Sunday, July 12, 2009

On the wall above the William Holte tomb is this monument by Richard Culliford:

Quem nec Divitiac nec Honores
Neq. ulla Fortunae dona
Sed Mens rite exculta
Prifca morum Sanctitas
& Fides metuens Mutari,
Fecere in Secefsu Nobilem.
Rerum Civilium Procellis
Homo non levis,
Huc & illuc Jactari noluit;
Sed ftudjis,Amicus & Deo Semper vacans,
in Otio Literato & Pio
Bene delituit
Motus Caeleftes & Aftrorum vias
& Quicquid Mathefis recludit,
aut Phyfica habet Secretius,
Ufqe inveftigans.
Per devias Naturae femitas
Diligenter explorabat Deum.
Neminem laedere afsentari Nemini,
Amicos & pati & in loco Monere,
Quicquid novit facile impertire,
Sale Attico attemperare Sapientam,
& Verecundam Laetitiam ciere:
Hae erant Artes,
Quibus Vitae Severitatem Lenire
& Hominibus frui didicerat.
Hocce Monumentum
Betticoe Navis Proefectus,
Extruendum Curavit.

The translation is mainly from Eliot:

A man whom neither wealth nor honours nor any gifts of fortune adorned, but one whom a mind properly cultivated, an old-fashioned holiness of manner, a faith which feared change, made noble in obscurity.
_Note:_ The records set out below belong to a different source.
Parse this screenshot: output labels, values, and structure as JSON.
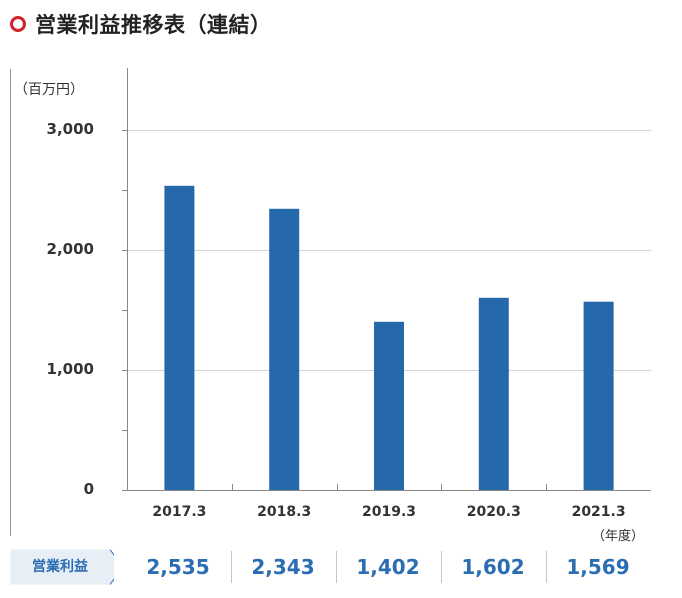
{
  "heading": {
    "title": "営業利益推移表（連結）"
  },
  "chart_data": {
    "type": "bar",
    "title": "営業利益推移表（連結）",
    "unit_label": "（百万円）",
    "x_unit_label": "（年度）",
    "categories": [
      "2017.3",
      "2018.3",
      "2019.3",
      "2020.3",
      "2021.3"
    ],
    "series": [
      {
        "name": "営業利益",
        "values": [
          2535,
          2343,
          1402,
          1602,
          1569
        ]
      }
    ],
    "ylim": [
      0,
      3000
    ],
    "yticks": [
      "3,000",
      "2,000",
      "1,000",
      "0"
    ],
    "grid": true,
    "bar_color": "#2569aa"
  },
  "table": {
    "row_label": "営業利益",
    "values": [
      "2,535",
      "2,343",
      "1,402",
      "1,602",
      "1,569"
    ]
  },
  "colors": {
    "accent": "#d2232a",
    "value_text": "#2a6db2",
    "bar": "#2569aa"
  }
}
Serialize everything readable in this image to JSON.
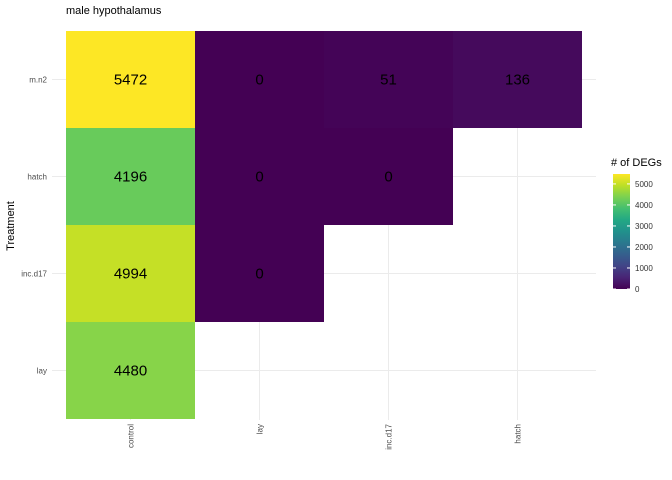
{
  "chart_data": {
    "type": "heatmap",
    "title": "male hypothalamus",
    "xlabel": "",
    "ylabel": "Treatment",
    "x_categories": [
      "control",
      "lay",
      "inc.d17",
      "hatch"
    ],
    "y_categories": [
      "m.n2",
      "hatch",
      "inc.d17",
      "lay"
    ],
    "cells": [
      {
        "x": "control",
        "y": "m.n2",
        "value": 5472
      },
      {
        "x": "lay",
        "y": "m.n2",
        "value": 0
      },
      {
        "x": "inc.d17",
        "y": "m.n2",
        "value": 51
      },
      {
        "x": "hatch",
        "y": "m.n2",
        "value": 136
      },
      {
        "x": "control",
        "y": "hatch",
        "value": 4196
      },
      {
        "x": "lay",
        "y": "hatch",
        "value": 0
      },
      {
        "x": "inc.d17",
        "y": "hatch",
        "value": 0
      },
      {
        "x": "control",
        "y": "inc.d17",
        "value": 4994
      },
      {
        "x": "lay",
        "y": "inc.d17",
        "value": 0
      },
      {
        "x": "control",
        "y": "lay",
        "value": 4480
      }
    ],
    "legend": {
      "title": "# of DEGs",
      "ticks": [
        0,
        1000,
        2000,
        3000,
        4000,
        5000
      ],
      "range": [
        0,
        5472
      ],
      "colormap": "viridis",
      "position": "right"
    },
    "grid": true
  }
}
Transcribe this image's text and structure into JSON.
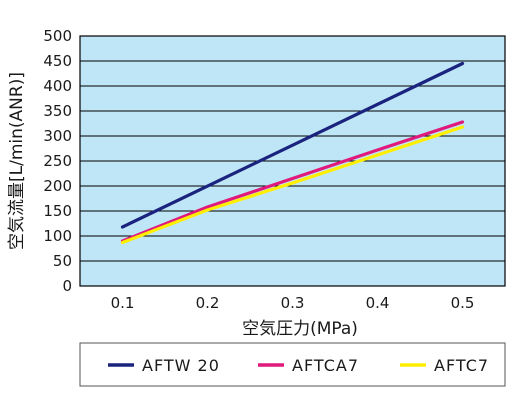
{
  "chart_data": {
    "type": "line",
    "xlabel": "空気圧力(MPa)",
    "ylabel": "空気流量[L/min(ANR)]",
    "x_ticks": [
      "0.1",
      "0.2",
      "0.3",
      "0.4",
      "0.5"
    ],
    "y_ticks": [
      "0",
      "50",
      "100",
      "150",
      "200",
      "250",
      "300",
      "350",
      "400",
      "450",
      "500"
    ],
    "xlim": [
      0.05,
      0.55
    ],
    "ylim": [
      0,
      500
    ],
    "grid": "horizontal",
    "legend_position": "bottom",
    "background_color": "#bfe6f6",
    "series": [
      {
        "name": "AFTW 20",
        "color": "#1a237e",
        "x": [
          0.1,
          0.5
        ],
        "y": [
          118,
          445
        ]
      },
      {
        "name": "AFTCA7",
        "color": "#e0197d",
        "x": [
          0.1,
          0.2,
          0.3,
          0.4,
          0.5
        ],
        "y": [
          90,
          158,
          215,
          272,
          328
        ]
      },
      {
        "name": "AFTC7",
        "color": "#ffee00",
        "x": [
          0.1,
          0.2,
          0.3,
          0.4,
          0.5
        ],
        "y": [
          87,
          152,
          206,
          262,
          318
        ]
      }
    ]
  }
}
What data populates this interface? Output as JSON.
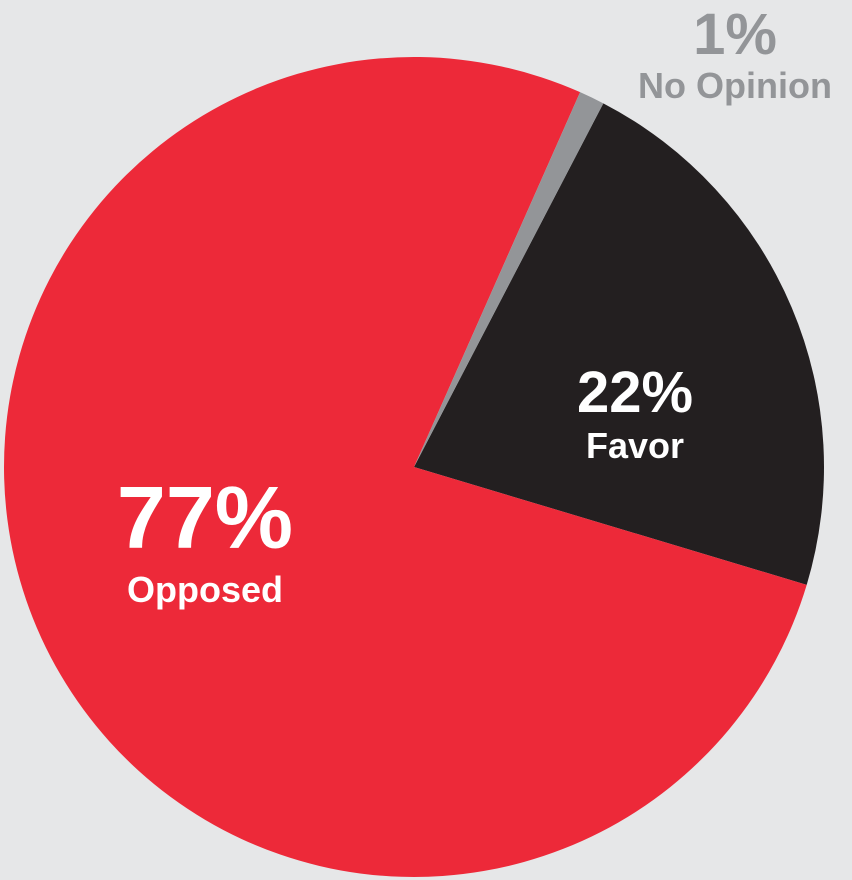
{
  "chart_data": {
    "type": "pie",
    "slices": [
      {
        "label": "Favor",
        "value": 22,
        "value_label": "22%",
        "color": "#231f20",
        "label_color": "#ffffff"
      },
      {
        "label": "Opposed",
        "value": 77,
        "value_label": "77%",
        "color": "#ed2939",
        "label_color": "#ffffff"
      },
      {
        "label": "No Opinion",
        "value": 1,
        "value_label": "1%",
        "color": "#939598",
        "label_color": "#939598"
      }
    ],
    "background": "#e6e7e8"
  }
}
In the storms of State he was not easily moved, and refused to be tossed about from one side to another. But always finding time for congenial studies and for God he sought a happy retirement in literary and pious ease. The movements of celestial bodies and the spheres of stars, and whatever mathematical science discloses or whatever secrets physical science possesses he constantly investigated. Through the obscure paths of nature he diligently sought for God. To hurt no one, to subscribe to no one, to bear with friends and at proper times to admonish them, to impart with ease whatever he knew, to temper his wisdom with attic wit, and to excite modest joy--- those were the arts by which he had learned to sooth the severity of life and to enjoy men.

The translation is incomplete at the moment.